Comcast Chief Is Bullish on Broadband
Cable has its share of problems, including massive debt and the baggage of the scandals at Adelphia Communications Corp. (Nasdaq: ADLAC) (see Oh, Brother! Adelphia's Chapter 11 ). And did we mention satellite competition? Someone should, as that's partly why Comcast lost more than 500,000 basic cable subscribers in the last 12 months.
The recent acquisition of AT&T Broadband made Comcast the largest cable provider in the U.S. (see AT&T Completes Comcast Merger). But Roberts didn't seem too beaten down by the pressures of his new role as he gamely chatted with CNBC's Bill Griffeth in front of an audience here at the Western Show.
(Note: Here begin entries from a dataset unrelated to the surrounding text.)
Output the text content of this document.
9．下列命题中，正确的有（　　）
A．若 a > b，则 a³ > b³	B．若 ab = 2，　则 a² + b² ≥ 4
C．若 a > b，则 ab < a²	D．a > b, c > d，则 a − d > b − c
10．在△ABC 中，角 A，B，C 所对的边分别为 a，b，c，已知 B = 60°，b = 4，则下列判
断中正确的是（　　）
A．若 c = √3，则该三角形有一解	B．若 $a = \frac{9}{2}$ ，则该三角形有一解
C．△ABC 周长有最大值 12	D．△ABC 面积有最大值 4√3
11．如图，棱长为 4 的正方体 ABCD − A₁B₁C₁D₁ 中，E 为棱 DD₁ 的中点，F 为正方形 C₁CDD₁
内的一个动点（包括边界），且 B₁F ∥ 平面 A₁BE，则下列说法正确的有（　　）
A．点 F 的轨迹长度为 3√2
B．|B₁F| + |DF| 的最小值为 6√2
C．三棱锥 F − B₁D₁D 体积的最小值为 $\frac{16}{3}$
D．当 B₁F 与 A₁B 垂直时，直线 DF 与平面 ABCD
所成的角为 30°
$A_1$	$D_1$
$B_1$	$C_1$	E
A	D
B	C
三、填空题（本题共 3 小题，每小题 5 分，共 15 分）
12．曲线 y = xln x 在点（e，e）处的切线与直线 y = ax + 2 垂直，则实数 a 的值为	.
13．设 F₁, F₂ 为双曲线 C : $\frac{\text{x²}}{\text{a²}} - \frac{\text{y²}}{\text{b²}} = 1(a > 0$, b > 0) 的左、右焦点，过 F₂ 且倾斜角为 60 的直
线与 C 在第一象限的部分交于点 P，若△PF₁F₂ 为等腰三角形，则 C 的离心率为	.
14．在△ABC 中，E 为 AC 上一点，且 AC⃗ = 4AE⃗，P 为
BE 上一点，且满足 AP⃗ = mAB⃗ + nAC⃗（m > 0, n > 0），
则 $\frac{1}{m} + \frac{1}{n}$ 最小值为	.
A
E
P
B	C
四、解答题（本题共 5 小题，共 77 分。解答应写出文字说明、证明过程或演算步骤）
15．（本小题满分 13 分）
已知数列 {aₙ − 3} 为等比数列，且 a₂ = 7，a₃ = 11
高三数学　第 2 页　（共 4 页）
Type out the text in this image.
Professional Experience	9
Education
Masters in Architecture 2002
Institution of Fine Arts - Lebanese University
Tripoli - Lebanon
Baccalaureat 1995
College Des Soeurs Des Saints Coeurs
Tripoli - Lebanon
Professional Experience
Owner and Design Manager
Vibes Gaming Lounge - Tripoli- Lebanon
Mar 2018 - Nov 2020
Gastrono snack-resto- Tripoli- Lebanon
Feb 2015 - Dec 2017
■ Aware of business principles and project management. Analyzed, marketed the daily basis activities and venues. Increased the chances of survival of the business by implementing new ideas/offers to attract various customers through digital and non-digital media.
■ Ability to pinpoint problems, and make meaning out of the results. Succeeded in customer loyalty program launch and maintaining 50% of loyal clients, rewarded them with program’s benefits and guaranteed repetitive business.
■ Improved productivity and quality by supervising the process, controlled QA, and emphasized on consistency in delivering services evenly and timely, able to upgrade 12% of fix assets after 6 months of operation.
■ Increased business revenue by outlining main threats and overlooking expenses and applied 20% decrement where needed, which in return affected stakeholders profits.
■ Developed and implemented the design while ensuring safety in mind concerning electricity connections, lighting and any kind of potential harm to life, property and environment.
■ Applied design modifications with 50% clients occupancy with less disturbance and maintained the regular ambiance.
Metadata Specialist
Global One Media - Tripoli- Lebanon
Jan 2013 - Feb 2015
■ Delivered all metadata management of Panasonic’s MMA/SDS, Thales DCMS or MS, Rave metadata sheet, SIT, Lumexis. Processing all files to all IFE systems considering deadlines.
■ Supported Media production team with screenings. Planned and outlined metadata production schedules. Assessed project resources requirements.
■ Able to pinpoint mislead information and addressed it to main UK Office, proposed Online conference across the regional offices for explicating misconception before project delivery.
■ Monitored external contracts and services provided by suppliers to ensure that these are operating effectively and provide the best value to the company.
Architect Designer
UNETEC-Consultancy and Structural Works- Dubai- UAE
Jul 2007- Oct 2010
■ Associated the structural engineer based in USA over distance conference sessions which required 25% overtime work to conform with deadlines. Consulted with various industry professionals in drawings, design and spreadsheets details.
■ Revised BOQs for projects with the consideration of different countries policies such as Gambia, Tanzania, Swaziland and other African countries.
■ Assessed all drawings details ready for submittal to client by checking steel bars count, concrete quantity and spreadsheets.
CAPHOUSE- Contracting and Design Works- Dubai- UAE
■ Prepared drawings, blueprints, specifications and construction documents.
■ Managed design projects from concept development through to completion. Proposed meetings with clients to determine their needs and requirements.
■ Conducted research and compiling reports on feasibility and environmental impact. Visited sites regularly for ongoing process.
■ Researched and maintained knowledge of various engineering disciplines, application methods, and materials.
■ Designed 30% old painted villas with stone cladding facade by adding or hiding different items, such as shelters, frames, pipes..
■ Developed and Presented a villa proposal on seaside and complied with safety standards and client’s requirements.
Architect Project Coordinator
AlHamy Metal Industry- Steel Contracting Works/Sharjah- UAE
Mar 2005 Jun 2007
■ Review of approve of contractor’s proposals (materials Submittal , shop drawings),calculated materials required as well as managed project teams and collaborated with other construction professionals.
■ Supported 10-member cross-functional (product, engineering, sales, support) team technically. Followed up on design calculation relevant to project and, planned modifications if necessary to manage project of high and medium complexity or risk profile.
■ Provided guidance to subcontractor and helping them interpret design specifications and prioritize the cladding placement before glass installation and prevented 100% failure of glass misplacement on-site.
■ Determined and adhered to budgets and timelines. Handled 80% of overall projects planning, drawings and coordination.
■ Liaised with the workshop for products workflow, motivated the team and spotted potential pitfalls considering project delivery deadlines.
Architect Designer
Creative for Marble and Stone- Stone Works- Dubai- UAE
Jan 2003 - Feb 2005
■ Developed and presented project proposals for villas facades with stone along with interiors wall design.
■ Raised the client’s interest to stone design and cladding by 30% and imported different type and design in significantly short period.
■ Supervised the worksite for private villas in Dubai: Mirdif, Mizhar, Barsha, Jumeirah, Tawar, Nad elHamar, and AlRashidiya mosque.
Roberts says that Comcast, unlike most companies these days, is ready to build and spend.
"The cry for free cash flow from Wall Street right now is fine and appropriate at some level, but it should not impinge on the technological development that this industry has the opportunity to grasp," Roberts says.
"We will not hold back on capital spending. In fact we are going to accelerate AT&T's plans dramatically.
"Our definition of success right now is going to be how fast we rebuild. It is nothing short of just tragic that in San Francisco and the Bay Area, we don't offer high-speed Internet to all of those sophisticated Internet users."
As his words rang out, the audience applauded. Indeed, many here recall that AT&T's Bay Area systems came into being because of some 15 different mergers that the phone giant had taken on since 1996. The point is that just because all the cable companies there had the same name on the door didn't mean they operated or billed in the same way, and it certainly made technology upgrades difficult.
Roberts says Comcast will spend some $650 million in California alone to rebuild cable systems here. "It's unfortunate that almost every single market is somewhere between two-thirds and 70 percent complete when it could be 100 [percent complete]," Roberts says.
He said the company has a plan to manage debt and that the AT&T Broadband acquisition would not damage Comcast's long-term viability and financial health. He says with all the securities Comcast has -- including its Sprint PCS (NYSE: PCS) holdings and the AT&T stock it got from @Home -- the company will steadily pay down its debts, while continuing to add more services and increase revenues.
"We can comfortably make the statement that by the end of 2003, we will be less leveraged -- as a ratio of debt to cash flow -- than we were when we signed up to do AT&T," Roberts says. And Comcast will own 21 percent of AOL Time Warner Inc.'s (NYSE: AOL) cable business to boot, he adds. [Ed. note: AT&T Broadband previously held a stake in Time Warner Cable, which Comcast got in the acquisition.]
Such financial bravado, naturally, must be hedged lest Roberts seem as if he's giving financial guidance. "But can I sit here today and guarantee anything? No. It would be foolish to do that. Probably the first guidance we will give Wall Street will be on that question of what are the costs of the rebuild."
Comcast's determination to upgrade all of its systems doesn’t mean that new services such as cable-based telephony will see the light of day in the next year. "We're going to rebuild the systems," Roberts says, "[However], we're not going to necessarily look to innovate next year. We're not going to look to telephony to drive cash flow next year. The main goal is to rebuild the systems and get the margins up."
The Next Big Thing?
In the past several years, Roberts says, Comcast has taken the Disney approach to launching new products -- namely, launch one new thing at a time and have all facets of the company throw their promotional muscle behind it [Ed. note: Comcast Happy Meals, perhaps?]. The next new thing Comcast will muscle forward is video on demand, Roberts says.
Roberts aims to convince content providers that a personal video recorder in every home is the television world's equivalent to Napster, meaning that customers are becoming accustomed to recording and sharing TV programs free of charge and content makers are losing potential revenues. He says if there's a business model out there where cable companies can offer licensed content on demand, where they -- and not the consumer -- can control the rates, the access, and the storage, then "we should get that model going as fast as possible."
How much of this will come to pass? It should be noted that Comcast hasn't issued a specific capital spending projection for the combined company yet. But Roberts clearly wants to invest in technology in his networks. None of this will be easy. Roberts faces the task of bringing together two fierce competitors under one roof, rebuilding several outdated cable systems, and developing a plan to hack away at the some $30 billion in debt held by the combined company.